We're coming up on year two of losing Dad, so as always, I'm going to be writing about it here when I need to.
Two years. Un-effing-real.
Last night, I read the editoral that Charlie Mitchell wrote for Dad, and it ripped my heart out, but it was really good to read. If you want to read it again, it is here.
I wish I could call him and talk to him. I wish I could give him a big old hug and kiss. I wish I could do our nighttime ritual. I wish I could beat him at thumbwrestling. I wish I could see his face and hear his laugh.
I am sad that there are no new photos of Dad and me. All those photos have already been taken.

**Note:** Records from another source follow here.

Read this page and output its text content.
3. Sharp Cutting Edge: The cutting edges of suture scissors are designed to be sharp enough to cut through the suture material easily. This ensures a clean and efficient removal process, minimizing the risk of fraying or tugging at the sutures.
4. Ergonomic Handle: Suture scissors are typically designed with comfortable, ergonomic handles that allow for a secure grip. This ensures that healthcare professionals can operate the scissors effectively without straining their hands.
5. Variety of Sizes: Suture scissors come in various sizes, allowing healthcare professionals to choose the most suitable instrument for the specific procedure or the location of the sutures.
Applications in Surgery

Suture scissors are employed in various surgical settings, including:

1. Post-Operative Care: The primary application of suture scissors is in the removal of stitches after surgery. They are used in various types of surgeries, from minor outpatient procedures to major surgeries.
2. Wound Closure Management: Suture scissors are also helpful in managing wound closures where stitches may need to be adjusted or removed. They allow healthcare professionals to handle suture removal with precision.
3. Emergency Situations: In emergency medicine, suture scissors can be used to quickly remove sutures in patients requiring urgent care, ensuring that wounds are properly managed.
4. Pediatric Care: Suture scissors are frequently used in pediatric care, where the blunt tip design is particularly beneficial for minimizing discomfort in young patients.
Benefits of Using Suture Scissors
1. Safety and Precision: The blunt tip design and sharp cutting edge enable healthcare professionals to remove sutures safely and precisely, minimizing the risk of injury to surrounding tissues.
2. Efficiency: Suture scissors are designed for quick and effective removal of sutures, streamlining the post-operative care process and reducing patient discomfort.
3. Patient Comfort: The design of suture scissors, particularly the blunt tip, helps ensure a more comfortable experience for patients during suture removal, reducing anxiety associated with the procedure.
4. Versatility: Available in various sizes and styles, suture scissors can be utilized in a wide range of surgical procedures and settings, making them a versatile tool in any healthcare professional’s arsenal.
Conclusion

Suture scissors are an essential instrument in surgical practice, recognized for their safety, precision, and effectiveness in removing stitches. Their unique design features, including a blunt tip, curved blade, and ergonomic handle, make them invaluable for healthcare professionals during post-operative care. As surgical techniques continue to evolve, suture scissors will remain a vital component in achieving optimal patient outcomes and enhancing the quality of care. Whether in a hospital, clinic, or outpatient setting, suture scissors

I can't wrap my mind around what he must have been feeling this time two years ago. Our brains are only capable of handling so much--we can't comprehend infinity or eternity, so how can a human process that they are about to die? I know that it kept slipping his mind--whenever it came up he was always surprised. But gosh, how do you handle that? On Thanksgiving, we had so many visitors, loved ones and friends and relatives all came pouring into the house to see him, and Dad was on cloud nine. He grinned his big grin and at the end of the day said it was the best Thanksgiving he could remember. What a blessing that he was able to have that.
As something like this should, it makes you rethink everything. What is important? What are we all doing? What are we supposed to do? Why do we worry about material possessions and our personal wealth when really, what does that matter anyway? Life experiences, memories, love, friendships--that's what matters. It just makes me want to get rid of anything extra that I don't need. Pare down to just a few essentials and momentos. Pay off my debt and see the world.
It all just boggles my weary little head when I think about it. I know he had a great life, I know he had amazing friends, I know he was proud of his children, I know he experienced true love, I know he accepted his disease, I know he questioned his disease. I don't know what he thought about his life or about dying. I don't know how he was able to accept his fate. I don't know the physical and emotional pain he was in. I know he is in a better place now, and I know that I will continue to talk to him in my head and in my dreams.
I miss the shit out of him.
(These are both Easter photos, but its a holiday nonetheless, and I love them.)